L’extrait du Rapport d’information sur la réforme du droit des sociétés,rapporté ci-dessus, offre une très bonne illustration de ce phénomène, le recours à l’argument du « marché des dirigeants » étant présenté comme une rationalisation peu convaincante de l’inflation que la rémunération des dirigeants a connue ces dernières années. Car plutôt que le produit d’une simple confrontation entre une offre et une demande en « talent managérial », de laquelle émanerait un prix qui devrait lui-même être considéré comme un reflet de la plus ou moins grande « rareté » de ce talent, les auteurs du rapport nous invite à interpréter ce mouvement comme étant, au contraire, un miroir du fait que les dirigeants ont apparemment le pouvoir de mettre en place un jeu où ils « gagneraient à tous les coups ». Ce qui revient implicitement à dire qu’un problème d’interprétation du prix se pose à partir du moment où l’on peut douter des bienfaits supposés de l’autorégulation :

‘« Ainsi, le niveau des revenus patronaux à l'étranger, notamment aux Etats-Unis, a longtemps servi d'argument aux patrons français pour justifier l'augmentation de leur revenu. On peut douter cependant que le revenu des dirigeants procède d'une confrontation entre une offre de compétences d'un côté et une demande de patrons de l'autre : si cette confrontation existait vraiment, gageons que l'ambition des nouveaux candidats à la fonction ferait baisser les prix ! Le niveau de rémunération des patrons est davantage déterminé par le pouvoir d'influence du dirigeant sur son conseil d'administration que par un quelconque "marché" : le principal intéressé est en effet juge et partie dans la détermination de ses propres émoluments. » (Alternatives Economiques, 01/09/05, nous soulignons).
« Ainsi, la dérive de ces émoluments sans la moindre justification économique met-elle à nu une faille du système. D'une part, il n'y a pas et il ne peut pas y avoir de vrai marché du travail pour les emplois de patron. On a affaire à un club de cooptation, qui fonctionne à la fiction de la compétence et du talent, que les résultats des entreprises ont bien mise à mal. Que les actionnaires se le disent : on peut toujours et facilement trouver mieux pour beaucoup moins cher ! D'autre part, les patrons sont, de fait, juge et partie. Ils s'évaluent eux-mêmes sans vrai contrôle. Les comités de rémunération ? Que dirait-on d'un candidat qui constitue lui-même son jury d'examen ? Certes, il y a la sanction du marché, mais elle arrive tard, après les dégâts, et reste sans prise sur une donnée comme le prix auquel les dirigeants estiment leurs services. » (L’Expansion, 01/09/2003, nous soulignons).’
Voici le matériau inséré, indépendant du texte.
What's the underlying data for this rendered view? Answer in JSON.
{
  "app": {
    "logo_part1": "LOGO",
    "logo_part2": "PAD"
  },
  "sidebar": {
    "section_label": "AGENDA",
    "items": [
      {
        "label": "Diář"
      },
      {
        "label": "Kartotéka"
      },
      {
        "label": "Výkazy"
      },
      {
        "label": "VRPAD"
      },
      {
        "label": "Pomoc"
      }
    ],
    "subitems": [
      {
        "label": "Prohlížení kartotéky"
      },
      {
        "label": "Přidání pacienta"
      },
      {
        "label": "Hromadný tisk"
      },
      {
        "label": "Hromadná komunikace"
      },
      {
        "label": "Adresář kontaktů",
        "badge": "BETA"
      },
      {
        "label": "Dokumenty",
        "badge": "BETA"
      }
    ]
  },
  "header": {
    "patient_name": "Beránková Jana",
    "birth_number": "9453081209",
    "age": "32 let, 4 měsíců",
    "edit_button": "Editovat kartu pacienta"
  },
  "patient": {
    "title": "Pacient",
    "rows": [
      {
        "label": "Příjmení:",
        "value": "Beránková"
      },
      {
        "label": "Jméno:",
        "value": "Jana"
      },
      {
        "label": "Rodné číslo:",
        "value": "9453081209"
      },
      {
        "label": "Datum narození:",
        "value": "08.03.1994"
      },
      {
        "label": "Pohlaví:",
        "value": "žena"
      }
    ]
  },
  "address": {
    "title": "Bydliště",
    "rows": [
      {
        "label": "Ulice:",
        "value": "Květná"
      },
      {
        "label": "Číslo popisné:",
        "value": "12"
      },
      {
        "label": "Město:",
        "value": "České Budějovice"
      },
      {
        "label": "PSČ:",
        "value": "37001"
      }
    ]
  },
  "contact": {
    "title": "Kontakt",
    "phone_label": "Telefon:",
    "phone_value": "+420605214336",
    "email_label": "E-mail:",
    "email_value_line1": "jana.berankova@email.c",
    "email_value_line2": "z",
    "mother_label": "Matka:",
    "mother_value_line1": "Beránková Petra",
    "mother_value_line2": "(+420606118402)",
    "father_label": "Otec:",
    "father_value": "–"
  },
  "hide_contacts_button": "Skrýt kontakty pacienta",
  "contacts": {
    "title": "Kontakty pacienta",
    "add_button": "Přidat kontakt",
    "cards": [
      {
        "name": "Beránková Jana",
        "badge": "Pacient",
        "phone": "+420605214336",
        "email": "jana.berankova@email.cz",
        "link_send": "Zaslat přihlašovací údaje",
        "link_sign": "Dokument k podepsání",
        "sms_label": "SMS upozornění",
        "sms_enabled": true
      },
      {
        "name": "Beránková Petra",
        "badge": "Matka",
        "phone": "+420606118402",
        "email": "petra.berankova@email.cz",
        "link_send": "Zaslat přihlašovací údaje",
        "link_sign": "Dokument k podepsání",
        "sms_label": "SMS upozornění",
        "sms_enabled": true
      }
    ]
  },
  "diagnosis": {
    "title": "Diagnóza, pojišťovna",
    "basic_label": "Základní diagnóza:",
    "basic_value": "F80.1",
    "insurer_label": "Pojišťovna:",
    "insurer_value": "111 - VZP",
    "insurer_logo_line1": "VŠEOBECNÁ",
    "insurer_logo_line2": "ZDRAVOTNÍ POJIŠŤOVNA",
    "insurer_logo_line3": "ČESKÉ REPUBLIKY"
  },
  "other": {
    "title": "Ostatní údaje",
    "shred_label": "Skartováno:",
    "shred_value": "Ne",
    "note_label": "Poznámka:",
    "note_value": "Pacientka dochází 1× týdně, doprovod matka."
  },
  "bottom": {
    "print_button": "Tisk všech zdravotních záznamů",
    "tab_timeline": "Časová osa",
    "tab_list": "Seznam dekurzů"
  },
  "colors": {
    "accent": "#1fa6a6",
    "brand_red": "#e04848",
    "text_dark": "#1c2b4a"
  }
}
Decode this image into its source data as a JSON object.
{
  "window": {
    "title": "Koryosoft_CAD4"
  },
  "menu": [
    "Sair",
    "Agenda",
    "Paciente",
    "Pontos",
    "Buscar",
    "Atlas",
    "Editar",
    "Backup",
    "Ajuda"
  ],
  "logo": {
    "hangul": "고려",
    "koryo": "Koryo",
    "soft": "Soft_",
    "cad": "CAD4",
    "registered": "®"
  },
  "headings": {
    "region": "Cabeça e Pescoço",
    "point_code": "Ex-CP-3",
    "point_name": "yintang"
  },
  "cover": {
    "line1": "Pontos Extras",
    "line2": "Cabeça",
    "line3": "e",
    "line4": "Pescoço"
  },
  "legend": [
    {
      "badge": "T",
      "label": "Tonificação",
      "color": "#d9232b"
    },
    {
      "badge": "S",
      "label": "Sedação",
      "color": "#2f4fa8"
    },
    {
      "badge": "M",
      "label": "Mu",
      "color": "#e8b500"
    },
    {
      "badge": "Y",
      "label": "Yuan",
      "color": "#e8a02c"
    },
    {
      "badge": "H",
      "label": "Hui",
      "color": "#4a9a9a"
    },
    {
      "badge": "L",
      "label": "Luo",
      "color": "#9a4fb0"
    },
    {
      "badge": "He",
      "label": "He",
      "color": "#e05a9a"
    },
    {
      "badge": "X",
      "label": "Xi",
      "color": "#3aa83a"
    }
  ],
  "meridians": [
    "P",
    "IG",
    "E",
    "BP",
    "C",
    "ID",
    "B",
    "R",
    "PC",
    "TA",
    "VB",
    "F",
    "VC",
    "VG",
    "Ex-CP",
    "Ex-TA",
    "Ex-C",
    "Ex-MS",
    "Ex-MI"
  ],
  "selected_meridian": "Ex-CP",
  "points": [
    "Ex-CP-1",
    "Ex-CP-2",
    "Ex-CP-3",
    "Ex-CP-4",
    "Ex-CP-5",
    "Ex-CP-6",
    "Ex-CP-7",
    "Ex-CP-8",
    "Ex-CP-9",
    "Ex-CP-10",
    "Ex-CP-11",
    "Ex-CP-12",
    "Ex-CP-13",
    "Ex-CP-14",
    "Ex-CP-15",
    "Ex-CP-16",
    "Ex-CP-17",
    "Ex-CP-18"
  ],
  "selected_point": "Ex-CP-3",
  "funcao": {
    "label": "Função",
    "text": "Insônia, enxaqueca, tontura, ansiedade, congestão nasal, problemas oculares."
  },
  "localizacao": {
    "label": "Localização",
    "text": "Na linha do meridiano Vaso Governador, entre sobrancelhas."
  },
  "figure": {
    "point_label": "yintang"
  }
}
In fine, c’est ainsi que la pertinence du modèle libéral de justification de la rémunération des dirigeants se voit remise en question par des acteurs qui nous aident, par là-même, à mieux comprendre pourquoi il se trouve des observateurs qui, théoriciens ou non, ont manifestement du mal à se réjouir d’avoir des dirigeants bien « payés » – comme ça devrait être le cas selon l’épure théorique du modèle. De ce point de vue, il existe même une véritable continuité entre les contradictions internes du modèle économique libéral que repèrent les théoriciens du pouvoir managérial et les critiques des acteurs que nous avons relayées dans cette section car, de la dénonciation des situations où les dirigeants se voient récompensés en dépit de leurs échecs jusqu’à cette mise en cause de la capacité du marché des dirigeants à faire émerger un « juste prix » du dirigeant, nous retrouvons peu ou prou les mêmes arguments chez les uns et chez les autres :

‘« Warren Buffett est en colère. Dans sa lettre annuelle, envoyée ce samedi aux actionnaires de sa société holding Berkshire Hathaway, le milliardaire américain a décidé de s'en prendre aux PDG et aux financiers qu'il estime bien trop payés. "Il est difficile de trop payer un PDG réellement extraordinaire. Mais ces derniers sont rares", fait valoir le sage d'Omaha (…). Pour Warren Buffett, le problème est qu'aujourd'hui "la donne est faussée" et que "trop souvent, les revenus n'ont plus rien à voir avec la performance." Critiquant les distributions d'actions sans contrepartie réelle, s'emportant contre les parachutes en or qui permettent à un patron limogé pour incompétence "de gagner plus en une seule journée qu'un travailleur américain gagnera en nettoyant des toilettes tous les jours de sa vie", l'homme le plus riche du monde après Bill Gates estime que les PDG sont devenus des enfants réclamant sans cesse plus sous prétexte que « maman, tous les autres enfants ont la même chose. » (Les Echos, 06/03/2006, nous soulignons).’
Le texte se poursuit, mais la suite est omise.